What’s more, these revolutionaries are are supported by establishment types like Ponnuru. They understand only too well that by skewing the political debate so far to the right, the Democratic Party has yielded half the playing field. Now even when Republicans lose, they win. And soon enough, a charming radical like Chris Christie will come along who will be elected as president and he can finish the job of destroying the last bits of the New Deal and the Great Society. And when the country is laid to waste, we will elect a Democrat who will come in to see if the carnage can be managed a little better: the poor fenced in, the dead buried more promptly. But there won’t be anyone screaming for equality and democracy—at least not one who is given any attention. Because that’s crazy talk. That’s a non-starter. Everyone knows that reasonable people don’t believe in that kind old fashioned thinking.

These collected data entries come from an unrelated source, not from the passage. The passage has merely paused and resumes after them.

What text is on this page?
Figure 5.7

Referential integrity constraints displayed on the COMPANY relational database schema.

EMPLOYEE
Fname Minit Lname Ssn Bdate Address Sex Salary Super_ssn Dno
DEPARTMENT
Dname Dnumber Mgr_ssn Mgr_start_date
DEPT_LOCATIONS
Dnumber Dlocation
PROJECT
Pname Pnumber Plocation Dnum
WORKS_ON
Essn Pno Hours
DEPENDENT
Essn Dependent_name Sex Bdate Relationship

You see, the Republican Party doesn’t really need to win elections—at least not often. You see, they have a secret weapon: the Democratic Party.

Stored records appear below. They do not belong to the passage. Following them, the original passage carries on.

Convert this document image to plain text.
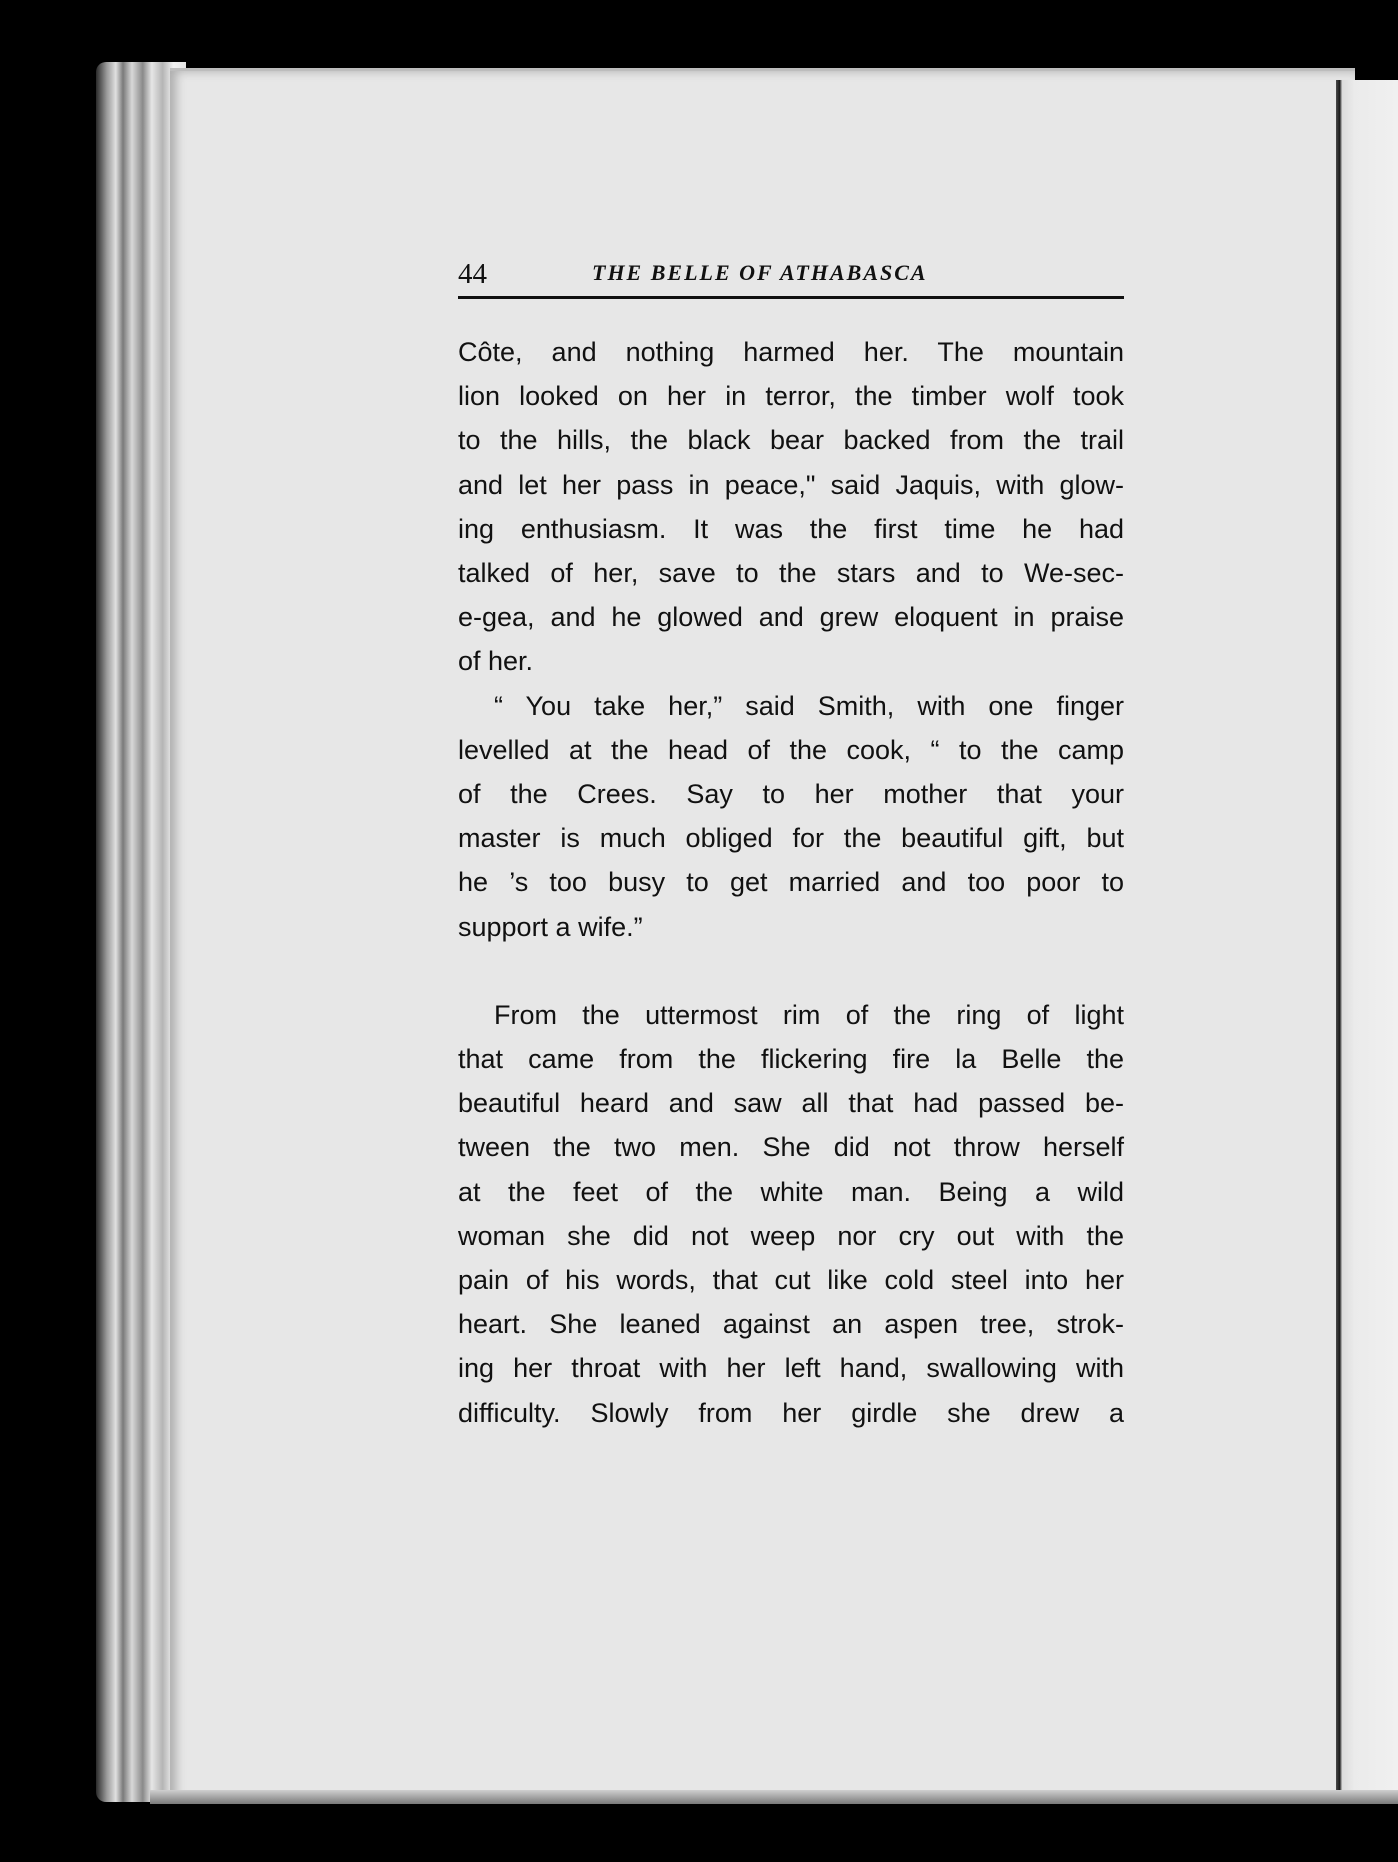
44	THE BELLE OF ATHABASCA

Côte, and nothing harmed her. The mountain
lion looked on her in terror, the timber wolf took
to the hills, the black bear backed from the trail
and let her pass in peace," said Jaquis, with glow-
ing enthusiasm. It was the first time he had
talked of her, save to the stars and to We-sec-
e-gea, and he glowed and grew eloquent in praise
of her.

“ You take her,” said Smith, with one finger
levelled at the head of the cook, “ to the camp
of the Crees. Say to her mother that your
master is much obliged for the beautiful gift, but
he ’s too busy to get married and too poor to
support a wife.”

From the uttermost rim of the ring of light
that came from the flickering fire la Belle the
beautiful heard and saw all that had passed be-
tween the two men. She did not throw herself
at the feet of the white man. Being a wild
woman she did not weep nor cry out with the
pain of his words, that cut like cold steel into her
heart. She leaned against an aspen tree, strok-
ing her throat with her left hand, swallowing with
difficulty. Slowly from her girdle she drew a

Don’t forget the delivery system; the “mainstream media”; so desperate for Both Sides to Do It that they are unable to say simply that the GOP as presently constituted is a kind of American Taliban.
The DLC would never have gotten any traction in the party had not the reportage made holding on to the New Deal so difficult. Programs that had bipartisan approval in 1958 were suddenly welfare queens and black bucks buying steaks with food stamps.
The Democrats didn’t become what they are without a hell of a lot of pressure from the people reporting and commenting on U.S. politics. Shame on the party for not resisting that pressure. But the pressure was and is a huge part of the story, and you can’t really even begin to think about a better politics in the U.S. without first creating a better news media…
Absolutely. I would go further (and have in other articles). The truth is that among elite reporters and editors, the DLC was the party they always wanted. The GOP may be the part of the top 0.1%, but the New Democrats were the party of the top 10%. If you’re William Saletan, this system works very well for you, so you think it is just “common sense” and that all your advocacy for your own class interest is just being objective.